Jasmine rolled her eyes.
“Can you just give me the cheat codes? ‘Cause I cannot get past this queen. You did write cheat codes into the game, right?”
“Yeah, yeah,” Jasmine said. “Just like you showed me. I’m sending them your way. But in return, I expect you to send me the bonus level of Cosmic you’ve been writing as soon as it’s done.”
“Deal,” Holly said. Then she turned the video call off, pulled the cheat codes Jasmine had sent her out of their chat log, and got right back into the game.
* * *
Ekko felt herself grow more powerful. Her black-and-white body began sparkling all over. Tiny stars shed from her smooth skin and followed her in a wake of glitter as she swam across the alien queen’s throne room — finally, able to stay alive as the queen’s lasers pierced her body, slicing from every side. The green cloud of poison gathered around her, but it couldn’t choke her — the stars twinkling around her body protected her. When a piston smashed down from the ceiling of the giant room, it couldn’t flatten her — her body was stronger than the piston now. Stronger than metal. Stronger than poison. Inviolable. Invincible.
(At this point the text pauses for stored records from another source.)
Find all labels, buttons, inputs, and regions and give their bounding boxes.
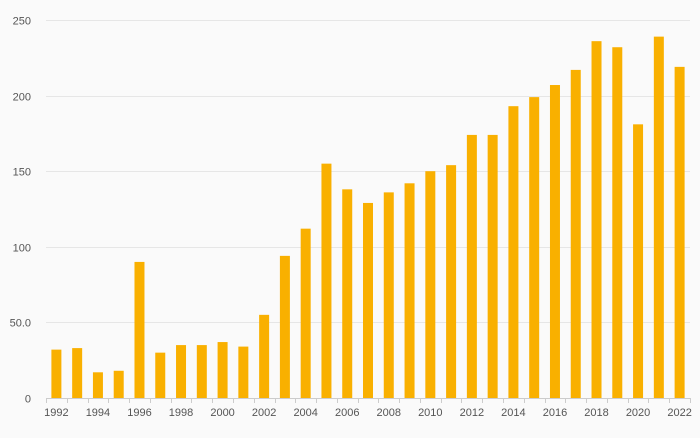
bar-2006 xyxy=(342,189,353,398)
bar-1996 xyxy=(134,261,145,398)
bar-2022 xyxy=(674,66,685,399)
bar-2012 xyxy=(466,134,477,398)
x-tick-label: 2018 xyxy=(584,407,608,419)
y-tick-label: 50.0 xyxy=(10,318,31,330)
grid-layer xyxy=(46,20,690,323)
x-tick-label: 2002 xyxy=(252,407,276,419)
bar-2018 xyxy=(591,41,602,399)
bar-2019 xyxy=(612,47,623,398)
bar-2007 xyxy=(363,202,373,398)
bar-1998 xyxy=(176,345,187,398)
bar-2003 xyxy=(279,255,290,398)
bar-2016 xyxy=(549,85,560,399)
x-tick-label: 2010 xyxy=(418,407,442,419)
bar-2000 xyxy=(217,342,228,398)
bar-2001 xyxy=(238,346,249,398)
axis-layer: 0 50.0 100 150 200 250 1992 1994 1996 1998 2000 200… xyxy=(10,16,692,420)
x-tick-label: 2020 xyxy=(626,407,650,419)
bar-1997 xyxy=(155,352,166,398)
bar-2009 xyxy=(404,183,415,398)
x-tick-label: 2012 xyxy=(460,407,484,419)
bar-2017 xyxy=(570,69,581,399)
bar-2010 xyxy=(425,171,436,398)
x-tick-label: 2004 xyxy=(293,407,317,419)
bar-1992 xyxy=(51,349,62,398)
x-tick-label: 2016 xyxy=(543,407,567,419)
x-tick-label: 2022 xyxy=(667,407,691,419)
x-tick-label: 2014 xyxy=(501,407,525,419)
bar-2005 xyxy=(321,163,332,398)
bar-2014 xyxy=(508,106,519,399)
bar-2008 xyxy=(383,192,394,398)
bar-2020 xyxy=(633,124,644,398)
bar-2002 xyxy=(259,314,270,398)
x-tick-label: 2006 xyxy=(335,407,359,419)
x-tick-label: 2000 xyxy=(210,407,234,419)
bar-2011 xyxy=(446,165,457,398)
bar-1994 xyxy=(92,372,103,398)
y-tick-label: 150 xyxy=(13,167,31,179)
bar-2015 xyxy=(529,97,540,399)
bar-1993 xyxy=(72,348,83,398)
y-tick-label: 100 xyxy=(13,243,31,255)
x-tick-label: 1994 xyxy=(86,407,110,419)
x-tick-label: 2008 xyxy=(377,407,401,419)
y-tick-label: 250 xyxy=(13,16,31,28)
bar-1999 xyxy=(196,345,207,398)
y-tick-label: 200 xyxy=(13,92,31,104)
y-tick-label: 0 xyxy=(25,394,31,406)
bar-2004 xyxy=(300,228,311,398)
x-tick-label: 1998 xyxy=(169,407,193,419)
bar-layer xyxy=(51,36,685,399)
bar-2013 xyxy=(487,134,498,398)
bar-1995 xyxy=(113,370,124,398)
bar-2021 xyxy=(653,36,664,398)
x-tick-label: 1992 xyxy=(44,407,68,419)
x-tick-label: 1996 xyxy=(127,407,151,419)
Ekko swam toward the alien queen. She summoned all of her fury, her anger at the injustice of how the aliens had treated her and her kin, and put those feelings into song. Her song filled the throne room, echoing eerily off the cage-filled walls. Her song reverberated and resonated, causing the whole ship to vibrate around her.
The other orcas joined Ekko’s song, and the power of their voices multiplied together.
A song of righteous fury filled the spaceship, rocking it back and forth in the sky, until the bars on the orca’s cages shattered. The queen herself vibrated, shook, and shuddered until her carapace exploded around her, breaking into tiny pieces of horrifying confetti. The whole ship shattered, breaking all the orcas free, leaving them floating in free fall, far above the ocean they’d once known as home, so high in the sky that even Earth’s gravity couldn’t touch them.
Ekko knew deep in her heart that she’d won. She’d rescued her family and fulfilled her purpose. And now, all the orcas would live happily among the stars, swimming forever through galaxies and nebulae, freed from the persecution of evil aliens and Earth’s gravity alike.